The problem is that many B2B organizations struggle to:
This is a clear example of the disconnect between strategy and execution. Further, the importance of the strategy-execution gap specific to intent data is highlighted in a recent survey my firm, Intentsify, and Ascend2 conducted that found the No. 1 challenge B2B marketing teams face with intent data is “Creating a strategy for [its] use” (43% of respondents). Moreover, “Acting on intent signals/insights” was also identified as a top challenge (28% of respondents).
Dawn Colossi, CMO at SoftwareAG, explains the industry problem in this way:
While many B2B organizations are using intent data to inform their strategies, they’re struggling to enact those strategies fully and effectively. Consequently, their intent-driven strategies aren’t performing as well as they should.

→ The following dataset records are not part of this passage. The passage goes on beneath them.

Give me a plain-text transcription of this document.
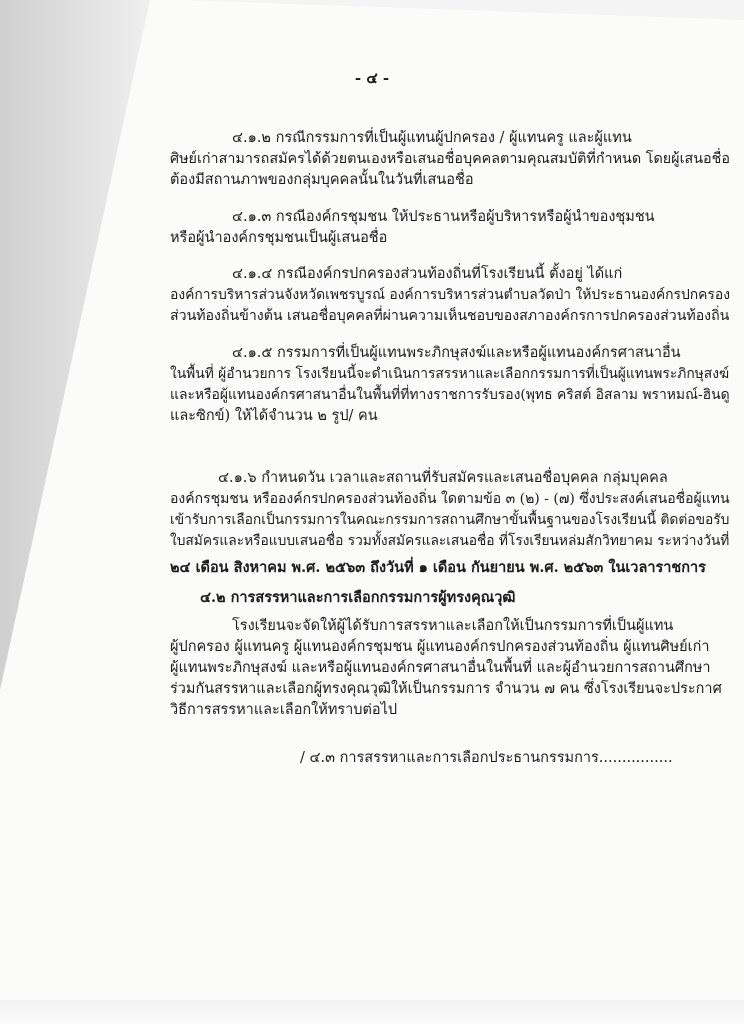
- ๔ -
๔.๑.๒ กรณีกรรมการที่เป็นผู้แทนผู้ปกครอง / ผู้แทนครู และผู้แทน
ศิษย์เก่าสามารถสมัครได้ด้วยตนเองหรือเสนอชื่อบุคคลตามคุณสมบัติที่กำหนด โดยผู้เสนอชื่อ
ต้องมีสถานภาพของกลุ่มบุคคลนั้นในวันที่เสนอชื่อ
๔.๑.๓ กรณีองค์กรชุมชน ให้ประธานหรือผู้บริหารหรือผู้นำของชุมชน
หรือผู้นำองค์กรชุมชนเป็นผู้เสนอชื่อ
๔.๑.๔ กรณีองค์กรปกครองส่วนท้องถิ่นที่โรงเรียนนี้ ตั้งอยู่ ได้แก่
องค์การบริหารส่วนจังหวัดเพชรบูรณ์ องค์การบริหารส่วนตำบลวัดป่า ให้ประธานองค์กรปกครอง
ส่วนท้องถิ่นข้างต้น เสนอชื่อบุคคลที่ผ่านความเห็นชอบของสภาองค์กรการปกครองส่วนท้องถิ่น
๔.๑.๕ กรรมการที่เป็นผู้แทนพระภิกษุสงฆ์และหรือผู้แทนองค์กรศาสนาอื่น
ในพื้นที่ ผู้อำนวยการ โรงเรียนนี้จะดำเนินการสรรหาและเลือกกรรมการที่เป็นผู้แทนพระภิกษุสงฆ์
และหรือผู้แทนองค์กรศาสนาอื่นในพื้นที่ที่ทางราชการรับรอง(พุทธ คริสต์ อิสลาม พราหมณ์-ฮินดู
และซิกข์) ให้ได้จำนวน ๒ รูป/ คน
๔.๑.๖ กำหนดวัน เวลาและสถานที่รับสมัครและเสนอชื่อบุคคล กลุ่มบุคคล
องค์กรชุมชน หรือองค์กรปกครองส่วนท้องถิ่น ใดตามข้อ ๓ (๒) - (๗) ซึ่งประสงค์เสนอชื่อผู้แทน
เข้ารับการเลือกเป็นกรรมการในคณะกรรมการสถานศึกษาขั้นพื้นฐานของโรงเรียนนี้ ติดต่อขอรับ
ใบสมัครและหรือแบบเสนอชื่อ รวมทั้งสมัครและเสนอชื่อ ที่โรงเรียนหล่มสักวิทยาคม ระหว่างวันที่
๒๔ เดือน สิงหาคม พ.ศ. ๒๕๖๓ ถึงวันที่ ๑ เดือน กันยายน พ.ศ. ๒๕๖๓ ในเวลาราชการ
๔.๒ การสรรหาและการเลือกกรรมการผู้ทรงคุณวุฒิ
โรงเรียนจะจัดให้ผู้ได้รับการสรรหาและเลือกให้เป็นกรรมการที่เป็นผู้แทน
ผู้ปกครอง ผู้แทนครู ผู้แทนองค์กรชุมชน ผู้แทนองค์กรปกครองส่วนท้องถิ่น ผู้แทนศิษย์เก่า
ผู้แทนพระภิกษุสงฆ์ และหรือผู้แทนองค์กรศาสนาอื่นในพื้นที่ และผู้อำนวยการสถานศึกษา
ร่วมกันสรรหาและเลือกผู้ทรงคุณวุฒิให้เป็นกรรมการ จำนวน ๗ คน ซึ่งโรงเรียนจะประกาศ
วิธีการสรรหาและเลือกให้ทราบต่อไป
/ ๔.๓ การสรรหาและการเลือกประธานกรรมการ................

I almost always end my articles with actionable ideas. But in this case, I think I’d be doing you, the reader, a disservice by listing out actions to take. That’s because I’m still working through this issue—trying to better understand all the causes, implications, and potential solutions to the strategy-execution disconnect.
Instead, I think the best thing I can do is to advise marketing leaders to focus more on processes. It seems to me that marketers (and I’m definitely including myself here) keep adding to the pile of new trends, strategies, tech, data, etc. without removing or revising the things (often processes) that they were meant to replace or improve. Consequently, many of those investments that were largely meant to create efficiency and/or greater effectiveness aren’t paying off as we’d hoped. I’m not sure why this is. Maybe because tech, innovative strategies, and people are just more interesting topics to focus on, while improving processes is just too tedious and boring.
But until B2B marketing, sales, and even customer success teams turn their attention to ensuring our processes can adequately handle the increasingly dynamic nature of our strategies, we’ll likely fall short in our efforts to effectively communicate values to the market, support the needs of prospects, customers, and employees, generate the most return on technology and media investments, and grow our businesses. This is a challenge that organizations must prioritize and initiate plans to rectify.